Weight Initialization and Variance Dynamics in Deep Neural Networks and Large Language Models
Han
Weight initialization governs signal propagation and gradient flow at the start of training. This paper offers a theory-grounded and empirically validated study across two regimes: compact ReLU multilayer perceptrons and GPT-2-style transformers. First, a logarithmic sweep of the initial standard deviation maps vanishing and exploding regimes and identifies a broad stability band with standard deviations between 1e-2 and 1e-1. Second, a controlled comparison shows that Kaiming (fan-in) initialization converges faster and more stably than Xavier under ReLU, consistent with variance-preserving theory. Third, in a from-scratch 12-layer GPT-2-style model, this paper tracks layerwise Q/K/V weight variance through pretraining and observe depth-dependent equilibration into narrow bands: shallow layers expand rapidly while deeper layers change more gradually. Together, these results connect classic initialization principles with modern transformer behavior and yield simple, practical recipes for robust training.
academic
Weight Initialization and Variance Dynamics in Deep Neural Networks and Large Language Models
Weight initialization controls signal propagation and gradient flow at the beginning of training. This paper provides a theoretically grounded and empirically validated study covering two domains: compact ReLU multilayer perceptrons and GPT-2-style Transformers. First, through logarithmic sweeps over initial standard deviations, the paper maps regions of vanishing and exploding gradients, identifying a broad stability band with standard deviations between 1e-2 and 1e-1. Second, controlled comparisons demonstrate that under ReLU activation, Kaiming (fan-in) initialization converges faster and more stably than Xavier initialization, consistent with variance preservation theory. Third, in a 12-layer GPT-2-style model built from scratch, the paper tracks variance changes in Q/K/V weight matrices across layers during pretraining, observing depth-dependent equilibrium phenomena: shallow layers expand rapidly while deeper layers change more gradually.
The core problems addressed by this research concern the impact of weight initialization on training stability and convergence in deep neural networks and large language models. Specifically:
Initialization Scale Sensitivity: How different initial standard deviations affect training stability
Activation Function Specificity: Whether activation functions like ReLU and GELU require specific initialization strategies
Variance Dynamics in Modern Transformers: Whether variance stabilization persists in large Transformer models
Although classical initialization methods (LeCun, Xavier/Glorot, He/Kaiming) have intuitive variance preservation foundations, they suffer from the following issues in practical applications:
Sensitivity to deviations from ideal scales has not been adequately quantified
The mechanisms of specific activation functions (e.g., ReLU, GELU) remain unclear
Systematic studies of performance in large Transformers are lacking
Unified Variance Analysis Framework: Derives forward and backward variance propagation conditions for common activation functions (ReLU, GELU), explaining how fan-in scaling preserves signal amplitude and the origin of the factor of 2 in ReLU
Quantification of Scale Sensitivity: Through logarithmic sweeps over 25 standard deviation values, maps vanishing/exploding gradient regions and identifies a stable training band σ ∈ 10⁻², 10⁻¹
Activation-Aware Initialization Verification: In controlled ReLU MLP training, confirms that Kaiming normal (fan-in) converges faster with smaller loss variance compared to Xavier normal
Transformer Variance Dynamics Analysis: In a 12-layer GPT-2-style model built from scratch, discovers clear depth-dependent patterns: shallow layer weight standard deviations expand rapidly while deeper layers change more gradually, ultimately stabilizing in a narrow variance band
Forward and backward preservation conditions typically cannot be satisfied simultaneously unless n_in ≈ n_out and c_φ ≈ d_φ. In practice, maintaining forward signal stability is usually more important, explaining why fan-in He/Kaiming converges faster than Xavier.

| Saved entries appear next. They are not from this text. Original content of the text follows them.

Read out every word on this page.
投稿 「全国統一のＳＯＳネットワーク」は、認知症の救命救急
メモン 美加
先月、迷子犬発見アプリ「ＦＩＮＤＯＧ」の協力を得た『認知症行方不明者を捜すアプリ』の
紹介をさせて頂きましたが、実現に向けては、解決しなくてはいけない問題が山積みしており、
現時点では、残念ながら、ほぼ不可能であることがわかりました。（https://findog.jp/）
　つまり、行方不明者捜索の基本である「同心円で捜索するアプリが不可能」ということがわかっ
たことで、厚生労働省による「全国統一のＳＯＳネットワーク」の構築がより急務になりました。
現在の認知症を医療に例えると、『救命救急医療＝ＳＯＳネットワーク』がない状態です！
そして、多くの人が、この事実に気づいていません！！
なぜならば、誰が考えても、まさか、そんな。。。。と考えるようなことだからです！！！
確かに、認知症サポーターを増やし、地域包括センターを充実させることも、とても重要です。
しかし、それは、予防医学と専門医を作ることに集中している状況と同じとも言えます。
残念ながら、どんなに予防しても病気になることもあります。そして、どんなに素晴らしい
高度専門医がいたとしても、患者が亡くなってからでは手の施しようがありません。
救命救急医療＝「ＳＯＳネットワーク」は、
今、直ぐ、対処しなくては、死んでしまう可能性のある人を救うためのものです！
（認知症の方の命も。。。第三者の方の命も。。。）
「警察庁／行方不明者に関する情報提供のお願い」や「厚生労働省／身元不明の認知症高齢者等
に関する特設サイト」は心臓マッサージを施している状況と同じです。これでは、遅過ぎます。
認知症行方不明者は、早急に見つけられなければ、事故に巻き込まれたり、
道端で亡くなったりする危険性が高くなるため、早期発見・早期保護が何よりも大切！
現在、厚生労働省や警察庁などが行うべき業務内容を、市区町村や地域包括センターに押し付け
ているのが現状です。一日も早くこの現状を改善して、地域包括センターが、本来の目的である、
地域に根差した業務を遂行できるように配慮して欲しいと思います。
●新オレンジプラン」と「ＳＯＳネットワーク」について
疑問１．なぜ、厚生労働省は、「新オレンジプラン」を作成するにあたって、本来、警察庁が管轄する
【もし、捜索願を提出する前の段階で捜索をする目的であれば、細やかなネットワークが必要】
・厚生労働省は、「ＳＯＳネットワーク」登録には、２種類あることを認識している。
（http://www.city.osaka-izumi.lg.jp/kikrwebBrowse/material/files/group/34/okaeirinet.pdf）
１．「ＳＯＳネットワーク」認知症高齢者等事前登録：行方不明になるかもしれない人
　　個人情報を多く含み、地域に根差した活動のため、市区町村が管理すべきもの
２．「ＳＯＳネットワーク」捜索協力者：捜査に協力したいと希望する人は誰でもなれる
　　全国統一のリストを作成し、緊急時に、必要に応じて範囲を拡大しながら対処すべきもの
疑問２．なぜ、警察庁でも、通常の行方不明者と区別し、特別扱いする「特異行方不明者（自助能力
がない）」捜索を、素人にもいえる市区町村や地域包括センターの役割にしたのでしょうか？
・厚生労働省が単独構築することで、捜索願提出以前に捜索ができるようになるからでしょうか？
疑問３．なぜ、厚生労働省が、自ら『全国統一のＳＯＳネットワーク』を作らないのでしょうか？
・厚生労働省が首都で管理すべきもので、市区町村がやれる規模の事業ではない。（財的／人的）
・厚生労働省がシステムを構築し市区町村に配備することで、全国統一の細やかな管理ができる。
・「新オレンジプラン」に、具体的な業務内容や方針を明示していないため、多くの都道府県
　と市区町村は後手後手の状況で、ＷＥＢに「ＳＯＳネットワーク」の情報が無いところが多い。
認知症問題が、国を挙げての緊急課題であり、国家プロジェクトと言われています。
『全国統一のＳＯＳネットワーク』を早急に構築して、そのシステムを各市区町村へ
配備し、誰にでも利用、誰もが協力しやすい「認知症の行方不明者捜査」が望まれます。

Depth-Dependent Patterns: Shallow layers display rapid and significant weight standard deviation expansion in early training, while deeper layers expand more slowly and smoothly
Variance Equilibrium: All layers eventually stabilize in a narrow variance band
Distribution Sparsification: Post-training weight distributions become sparser, with many entries near zero remaining unchanged while a few large-magnitude weights dominate
The paper cites key works in the initialization field, including foundational research by LeCun, Glorot, He and others, as well as recent advances in Transformer optimization, providing a solid theoretical foundation for this research.